With steadier property values this year, the RM was able to hold its general municipal tax rate to last year’s 14.758 mills.
With the RM’s spending held in check for 2019, Mitchell reflected on projects that were completed last year which allowed for a shifting of expenses between departments. For example, the civic addressing project was completed so more of the budget can be spread around to other projects. But in general, he calls this a “quiet year” for new projects.
The tone of the hearing shifted when Mitchell took on several actions by the Manitoba Conservative government that he says will have a negative effect on rural communities.
The Province has changed the Education Property Tax Credit resulting in a significant property tax increase for 7 taxpayers in Wallace-Woodworth who own smaller, lower-assessed homes.
Mitchell says this is “one of the more negative things we’ve had to present at a financial planning meeting.”

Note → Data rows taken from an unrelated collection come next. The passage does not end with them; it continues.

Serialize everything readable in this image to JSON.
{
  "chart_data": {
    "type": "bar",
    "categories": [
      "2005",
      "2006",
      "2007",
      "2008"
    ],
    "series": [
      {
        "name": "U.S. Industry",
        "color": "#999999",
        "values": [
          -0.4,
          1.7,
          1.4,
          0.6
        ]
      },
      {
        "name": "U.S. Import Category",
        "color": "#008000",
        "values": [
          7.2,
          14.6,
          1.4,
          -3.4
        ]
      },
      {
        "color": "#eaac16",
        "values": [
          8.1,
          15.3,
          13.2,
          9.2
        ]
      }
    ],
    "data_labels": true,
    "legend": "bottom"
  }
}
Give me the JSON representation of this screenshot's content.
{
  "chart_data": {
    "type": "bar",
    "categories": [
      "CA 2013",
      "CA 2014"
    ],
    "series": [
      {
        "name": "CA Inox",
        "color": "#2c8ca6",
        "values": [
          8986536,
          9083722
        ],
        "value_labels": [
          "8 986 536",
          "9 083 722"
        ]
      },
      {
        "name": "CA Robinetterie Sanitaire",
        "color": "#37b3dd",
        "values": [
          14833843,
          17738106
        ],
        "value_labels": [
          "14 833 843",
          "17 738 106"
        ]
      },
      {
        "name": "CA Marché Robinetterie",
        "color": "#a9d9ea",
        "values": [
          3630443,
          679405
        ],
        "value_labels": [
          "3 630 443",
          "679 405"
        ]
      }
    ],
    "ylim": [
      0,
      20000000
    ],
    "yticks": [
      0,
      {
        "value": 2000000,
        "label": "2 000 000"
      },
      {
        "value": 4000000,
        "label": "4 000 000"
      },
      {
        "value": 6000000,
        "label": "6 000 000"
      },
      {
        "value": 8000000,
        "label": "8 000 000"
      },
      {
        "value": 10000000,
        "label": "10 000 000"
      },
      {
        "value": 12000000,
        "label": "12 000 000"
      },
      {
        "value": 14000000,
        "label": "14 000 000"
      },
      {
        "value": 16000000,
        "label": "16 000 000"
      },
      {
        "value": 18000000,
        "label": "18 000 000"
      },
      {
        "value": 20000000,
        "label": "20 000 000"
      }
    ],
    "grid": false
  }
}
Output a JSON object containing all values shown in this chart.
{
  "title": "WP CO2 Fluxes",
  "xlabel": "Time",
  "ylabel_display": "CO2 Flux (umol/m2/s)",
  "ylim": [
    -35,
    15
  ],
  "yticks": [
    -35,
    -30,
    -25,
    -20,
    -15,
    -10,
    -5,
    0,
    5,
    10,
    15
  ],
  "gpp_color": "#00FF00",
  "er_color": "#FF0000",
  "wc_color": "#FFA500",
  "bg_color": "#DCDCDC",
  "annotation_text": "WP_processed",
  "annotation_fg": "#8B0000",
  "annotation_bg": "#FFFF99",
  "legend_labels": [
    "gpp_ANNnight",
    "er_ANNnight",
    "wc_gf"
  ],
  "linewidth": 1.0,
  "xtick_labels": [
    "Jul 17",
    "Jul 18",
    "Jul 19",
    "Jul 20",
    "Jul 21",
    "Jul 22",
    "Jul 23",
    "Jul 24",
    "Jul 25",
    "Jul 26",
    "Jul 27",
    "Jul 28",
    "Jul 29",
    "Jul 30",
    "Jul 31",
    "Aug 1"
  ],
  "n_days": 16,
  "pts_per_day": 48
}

Despite objections and lobbying, the government stood firm in its position to eliminate the credit, which Mitchell says will hit those who can least afford it: seniors and those on a fixed income. “Some will see sizable increases of up to $450 but the average will be $211.”
Mitchell used his budget podium to urge citizens to contact their MLA and complain, because, “I think they made a mistake trying to balance the budget on the shoulders of those citizens.” (He points out that all other taxpayers in the RM will see minimal or no change in their taxes for 2019.)
Mitchell also took Brian Pallister’s government to task for a change coming next year, the so-called “basket funding”. Instead of funding individual programs, the province will give municipalities a lump sum based on population thresholds.
“The Province says, ‘It’s up to you guys how you spend your basket of money’. So bridges, recreation programs, it’s all in the same basket…. Once they get everything in the basket, they can say ‘we’re going to freeze your basket or cut funding to it.’”
Next year’s RM budget will reveal just how big a challenge the basket approach will pose for council and administration.
The 2019 RM budget includes a list of 10 proposed water-related projects that can only happen with provincial or federal infrastructure funding - projects like wellsite renewal at the water source near Miniota, a lagoon upgrade for Elkhorn, and line work needed in Kola.
But Mitchell is concerned about a lack of provincial support for the agency that provides funding for projects like that because the Province “clawed back” the budget of the Manitoba Water Services Board last year.
“They made a big announcement this year saying they put more money in but they still haven’t got us back to the dollar level of 2017.”
After the financial plan hearing wrapped up, council took a break and reconvened to give second and third readings to pass the 2019 budget for a total expenditure of $5.9 million.